Hard material coatings in a scratch test
Whether the functional coating on a drill bit lasts a long time or a gold-plated watch is still shiny years later, depends on the adhesive and cohesive properties of the coating. For example, if a paint wears off, the problem may be with the coating material itself. Cracks and damage frequently occurs at the interface between the coating and the base materials.
The scratch test is a widely used method of simulating in a laboratory, the stresses that a coating undergoes in everyday use. A diamond indenter with a rounded tip (Rockwell) is pulled across the sample at a constant speed. The resulting scratch on the surface provides information about how the coating will behave in real life.
Testing various substances
The FISCHERSCOPE® ST200 is the first scratch tester from Fischer. The instrument offers several different measurement modes. This allows the test force that the indenter exerts on the surface to remain constant or to be increased.

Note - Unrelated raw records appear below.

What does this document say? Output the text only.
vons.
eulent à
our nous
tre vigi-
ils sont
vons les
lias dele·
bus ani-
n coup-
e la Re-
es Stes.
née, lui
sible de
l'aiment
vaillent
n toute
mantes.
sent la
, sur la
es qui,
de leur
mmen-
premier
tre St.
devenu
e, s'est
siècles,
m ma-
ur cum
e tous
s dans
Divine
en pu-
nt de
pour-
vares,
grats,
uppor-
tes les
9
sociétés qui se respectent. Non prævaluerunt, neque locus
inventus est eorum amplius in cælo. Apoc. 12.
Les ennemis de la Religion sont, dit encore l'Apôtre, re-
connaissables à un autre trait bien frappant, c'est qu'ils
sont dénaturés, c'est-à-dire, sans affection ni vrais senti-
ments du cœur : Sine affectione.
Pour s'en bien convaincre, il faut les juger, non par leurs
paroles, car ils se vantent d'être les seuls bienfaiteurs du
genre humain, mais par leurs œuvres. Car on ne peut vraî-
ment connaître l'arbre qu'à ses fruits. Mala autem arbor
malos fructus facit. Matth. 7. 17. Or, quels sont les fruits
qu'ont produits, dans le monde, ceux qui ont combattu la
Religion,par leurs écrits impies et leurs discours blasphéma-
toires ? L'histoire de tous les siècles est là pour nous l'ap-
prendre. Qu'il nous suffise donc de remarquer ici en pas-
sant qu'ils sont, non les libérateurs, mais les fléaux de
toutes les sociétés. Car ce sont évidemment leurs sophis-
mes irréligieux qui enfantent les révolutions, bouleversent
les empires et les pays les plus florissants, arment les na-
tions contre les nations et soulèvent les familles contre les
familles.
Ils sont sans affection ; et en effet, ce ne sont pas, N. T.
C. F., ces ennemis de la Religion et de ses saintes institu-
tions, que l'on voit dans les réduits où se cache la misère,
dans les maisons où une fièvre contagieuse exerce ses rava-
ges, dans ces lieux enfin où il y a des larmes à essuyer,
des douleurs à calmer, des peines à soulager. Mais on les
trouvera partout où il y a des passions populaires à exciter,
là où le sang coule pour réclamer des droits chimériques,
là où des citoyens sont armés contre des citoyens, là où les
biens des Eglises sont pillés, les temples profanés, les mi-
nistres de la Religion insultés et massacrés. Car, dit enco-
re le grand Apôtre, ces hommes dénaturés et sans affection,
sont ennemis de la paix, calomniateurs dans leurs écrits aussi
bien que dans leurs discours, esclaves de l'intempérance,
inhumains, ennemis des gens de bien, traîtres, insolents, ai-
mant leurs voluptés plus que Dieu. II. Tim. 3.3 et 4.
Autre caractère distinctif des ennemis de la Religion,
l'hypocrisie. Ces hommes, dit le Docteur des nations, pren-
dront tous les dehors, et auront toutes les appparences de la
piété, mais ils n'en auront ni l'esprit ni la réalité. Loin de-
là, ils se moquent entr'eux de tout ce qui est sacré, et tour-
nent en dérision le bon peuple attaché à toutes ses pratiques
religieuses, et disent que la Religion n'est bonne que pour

A scratch test applied with constant force is typically used to determine the scratch hardness or scratch resistance. More often, the progressive mode is employed. In this case, the force acting on the surface is increased either incrementally or linearly.
Starting out with an initially very low load, the indenter is moved across the coating. As the force increases, it gradually penetrates into the layer. As the penetration depth increases, so does the material stress, until a certain force – the critical load Lc – is reached, which is the force that causes material failure: Cracks form and the coating chips off.
For the test to be meaningful, the load must be chosen correctly: If too low, the coating is hardly stressed at all; but at very high loads, the indenter can penetrate through to the substrate and be damaged.
With hard material layers such as titanium nitride or diamond like carbon (DLC), test loads higher than 30 – 50 N are often necessary to trigger large-scale chips. Softer materials like paints, on the other hand, require low test forces, since the coating usually fails much sooner.
To cope with such diverse coatings, the ST 200 offers a wide range of possible test loads: from 0.1 to 200 N. That makes it ideally suited for measurements on hard coatings, while still allowing for the testing of thicker paint layers.
Evaluation: a trained eye needed
The scratch test is a comparative procedure that relies on reference measurements. Initial evaluations are always performed visually. Under a high-resolution microscope, the examiner determines at which force the first cracks formed, or when the coating chipped off.
In addition to the microscopic evaluation, the ST 200 can also record acoustic emissions, i.e. the scratching noise, as well as the tangential force, i.e. the resistance that the material exerts against the indenter. Did the scratching get louder? Or did the diamond tip suddenly start dragging through the coating? Both are signs of material failure.
The intuitive user interface of the WinSCU software summarizes all three parameters in a single evaluation step: the microscopic image, the acoustic signal and the change in tangential force. The critical loads are thus defined in just a few mouse clicks.
More scratch testers planned
The ST 200 rounds out our portfolio for the tools industry. Together with our nanoindentation systems and the X-ray fluorescence instrument XDAL, Fischer offers a total quality assurance solution for TiN and DLC coatings.
For measurements on soft materials like polymers and plastics, another scratch tester is already in development. The FISCHERSCOPE ST 30 will be presented in the middle of this year!